Huh, i think i have always liked mushrooms, and i remember the first time i tried sushi. I was anxious about “raw fish” and more curious than expecting to enjoy it. But it immediately delighted me. And cabbage is perfectly okay to eat, and has always been perfectly okay to eat, as best as i can recall.

My teetotaler husband says that he loved the taste of wine as a child. (He quit because his mother became an alcoholic.) I don’t remember my first wine, but i certainly enjoyed it as a kid. I didn’t enjoy beer.

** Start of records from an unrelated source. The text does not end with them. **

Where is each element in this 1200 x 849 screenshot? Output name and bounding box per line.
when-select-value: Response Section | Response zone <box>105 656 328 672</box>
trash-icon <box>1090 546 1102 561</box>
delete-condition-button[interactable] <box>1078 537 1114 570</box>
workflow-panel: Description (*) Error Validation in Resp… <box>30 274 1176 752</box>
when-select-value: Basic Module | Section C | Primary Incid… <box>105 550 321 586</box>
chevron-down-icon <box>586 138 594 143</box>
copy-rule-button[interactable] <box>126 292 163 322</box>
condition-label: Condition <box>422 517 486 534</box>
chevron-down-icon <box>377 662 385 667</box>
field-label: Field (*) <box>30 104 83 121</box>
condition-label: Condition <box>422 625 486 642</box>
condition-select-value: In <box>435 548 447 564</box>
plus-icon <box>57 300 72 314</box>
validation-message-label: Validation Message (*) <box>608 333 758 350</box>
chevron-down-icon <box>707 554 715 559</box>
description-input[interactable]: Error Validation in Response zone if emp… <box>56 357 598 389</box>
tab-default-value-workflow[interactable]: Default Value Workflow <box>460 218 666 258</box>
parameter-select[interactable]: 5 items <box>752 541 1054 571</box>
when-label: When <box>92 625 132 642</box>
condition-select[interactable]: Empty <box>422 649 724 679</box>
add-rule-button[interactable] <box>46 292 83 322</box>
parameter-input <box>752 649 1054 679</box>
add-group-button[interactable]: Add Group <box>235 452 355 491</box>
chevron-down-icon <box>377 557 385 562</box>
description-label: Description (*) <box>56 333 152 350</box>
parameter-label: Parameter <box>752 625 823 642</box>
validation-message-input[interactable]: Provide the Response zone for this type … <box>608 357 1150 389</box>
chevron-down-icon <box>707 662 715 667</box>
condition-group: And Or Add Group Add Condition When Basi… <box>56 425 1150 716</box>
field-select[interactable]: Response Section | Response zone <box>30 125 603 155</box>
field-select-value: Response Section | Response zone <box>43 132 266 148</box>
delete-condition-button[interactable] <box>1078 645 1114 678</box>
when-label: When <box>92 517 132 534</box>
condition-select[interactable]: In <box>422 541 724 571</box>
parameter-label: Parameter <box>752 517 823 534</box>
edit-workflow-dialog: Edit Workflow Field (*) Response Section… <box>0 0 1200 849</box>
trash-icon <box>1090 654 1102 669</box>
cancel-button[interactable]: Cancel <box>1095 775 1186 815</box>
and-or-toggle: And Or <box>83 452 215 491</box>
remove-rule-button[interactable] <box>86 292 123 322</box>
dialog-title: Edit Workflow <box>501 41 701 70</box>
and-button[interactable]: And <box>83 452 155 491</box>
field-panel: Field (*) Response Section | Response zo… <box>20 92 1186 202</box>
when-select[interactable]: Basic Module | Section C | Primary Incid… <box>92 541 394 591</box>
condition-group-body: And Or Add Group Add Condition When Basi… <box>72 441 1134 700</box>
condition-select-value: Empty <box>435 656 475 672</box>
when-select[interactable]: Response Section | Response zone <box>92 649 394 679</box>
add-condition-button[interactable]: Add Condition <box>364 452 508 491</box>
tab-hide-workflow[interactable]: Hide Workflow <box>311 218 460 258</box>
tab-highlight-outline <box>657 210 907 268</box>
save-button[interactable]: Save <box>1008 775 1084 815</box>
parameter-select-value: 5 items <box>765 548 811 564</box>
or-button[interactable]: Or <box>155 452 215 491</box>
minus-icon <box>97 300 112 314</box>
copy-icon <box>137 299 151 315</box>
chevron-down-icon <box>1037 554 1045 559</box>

And still only enjoy some beer. I think i like hops more than beer.

Talk about straw men. Nothing is 100% harmless. Knitting can damage your joints if you do it too much. Of course no psychoactive substance is totally safe. And I’m pretty sure caffeine is safer than weed. But weed looks okay compared to booze and cigarettes. At least on average, for most people, when enjoyed in moderation.

For me, beer? Definitely. Whenever my dad would crack open his Old Styles when I was five or six, I had to beg for a sip, I loved the taste so much. Then again, my tastes skew towards bitter anyway. But the idea that nobody likes an alcohol drink on first account is silly. There are definitely alcohol flavors that were an acquired taste for me (I’m looking at you, gin), but beer and wine I liked right off the bat.